MIL babysits her daughter's kids all the time without batting an eye, but makes a big deal out of watching OP's kids once a year for her anniversary. OP doesn't want free child care, she wants her kids treated and loved the same way as their cousins.
"My mother-in-law also leaps at any opportunity to babysit her daughter's children. Meanwhile, my husband asks her to babysit once a year on our anniversary, and she makes a big deal about it being a huge favor. She made a point of telling us—multiple times—that we would not get a Christmas present because she had agreed to babysit," OP wrote.
A confrontation is brewing between OP and MIL.
It seems inevitable at this point that OP and her MIL will come to at least verbal blows over the whole situation with the grandkids. OP is so bothered that she can't decide what to do. Should she bring it up? Should her husband? She is so confused.
"It seems unlikely to us that she'll change her behavior, but part of me wants to have the direct conversation for the sake of our children and in the (naïve?) hope that she doesn't fully realize she's doing it and will course-correct. Thanks for your help!" she pleaded.
Care and Feeding was blunt.
The moderator pulled no punches and told OP she probably won't be able to change her MIL's behavior, but maybe her husband could talk to her. Even then, it is unlikely that her MIL's feelings toward the kids will change. Instead, she recommended that OP spend time with her SIL and their kids and let them develop a relationship with their cousins outside of their grandmother.
"On the occasions when you have no choice but to have your children in Grandma's presence, be prepared to talk to them about her behavior toward them, why it's wrong, and how it's not their fault. (If your husband objects to this draconian plan, then see my suggestion at the top of this paragraph: it's on him to see if this dynamic can be changed.)," the columnist suggested.
Commenters understood where OP was coming from.
They didn't think that OP's MIL was being fair and felt for her kids.
"TUO — there are a lot of reasons why granny is doing the favoritism thing," someone commented. "Some maybe sort of legitimate, or understandable. But it all boils down to she is just not a very nice person."

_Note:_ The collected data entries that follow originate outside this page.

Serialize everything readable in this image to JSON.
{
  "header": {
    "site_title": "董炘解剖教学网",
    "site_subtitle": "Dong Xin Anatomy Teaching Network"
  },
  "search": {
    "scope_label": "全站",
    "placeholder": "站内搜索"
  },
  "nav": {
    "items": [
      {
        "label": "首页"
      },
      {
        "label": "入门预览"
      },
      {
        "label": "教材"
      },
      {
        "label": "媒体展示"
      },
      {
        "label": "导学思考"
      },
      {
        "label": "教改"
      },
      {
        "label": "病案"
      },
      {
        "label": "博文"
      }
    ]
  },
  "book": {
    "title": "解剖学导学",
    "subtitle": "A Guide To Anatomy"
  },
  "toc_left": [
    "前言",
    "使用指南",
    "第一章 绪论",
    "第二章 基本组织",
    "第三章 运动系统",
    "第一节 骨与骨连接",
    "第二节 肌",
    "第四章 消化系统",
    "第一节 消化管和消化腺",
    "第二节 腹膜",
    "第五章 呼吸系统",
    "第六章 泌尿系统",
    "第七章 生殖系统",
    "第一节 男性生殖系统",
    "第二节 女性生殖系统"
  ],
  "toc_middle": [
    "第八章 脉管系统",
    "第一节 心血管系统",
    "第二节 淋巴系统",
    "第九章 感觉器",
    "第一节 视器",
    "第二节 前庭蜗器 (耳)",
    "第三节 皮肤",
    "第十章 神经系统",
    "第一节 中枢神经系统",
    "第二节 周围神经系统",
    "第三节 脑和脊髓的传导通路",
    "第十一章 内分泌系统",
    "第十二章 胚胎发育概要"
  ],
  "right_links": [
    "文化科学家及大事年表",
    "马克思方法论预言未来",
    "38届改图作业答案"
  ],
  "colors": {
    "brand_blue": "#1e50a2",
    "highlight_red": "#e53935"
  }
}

"I spent my life wondering why my father's mother didn't like me," another person wrote. "She misspelled my name, didn't see me until I was 6 weeks old despite living less than a mile away, and obviously doted on my brothers. Finally at age 25 I asked my father what I did to have never been accepted by her? He explained that as the first grandchild I had the audacity to be born a girl. Sadly there was nothing I could do to change that fact."
"I think its okay for kids to learn that there are plenty of people in the world that they will not get along with, or enjoy spending time with, or who will be downright unpleasant toward them for reasons beyond their control," someone recommended. "Not every situation calls for a big confrontation. It may be better for everyone's mental health to limit the role such people play in your life. As the parents, they have the ability and the option of not subjecting their kids to the poor treatment of a relative who does not really care for them."
Bottom line: If grandma won't be fair, don't spend time with her.
"Since your husbands mother wants to treat your kids as acquaintances rather than her grandkids have them brush her back by addressing her by her first name," someone suggested. "When she complains they're disrespectful tell her she's lost the respect she thinks she's entitled to and maybe she can try to earn it back. If your letter is at all reliable this lady doesn't like you at all so why not put her in her place and if she cuts off contact, oh well, no loss."
Good luck, OP. This is a tough one. Continue to give your children all the love you can and let them know how special they are. If your MIL can't see that, it's her loss.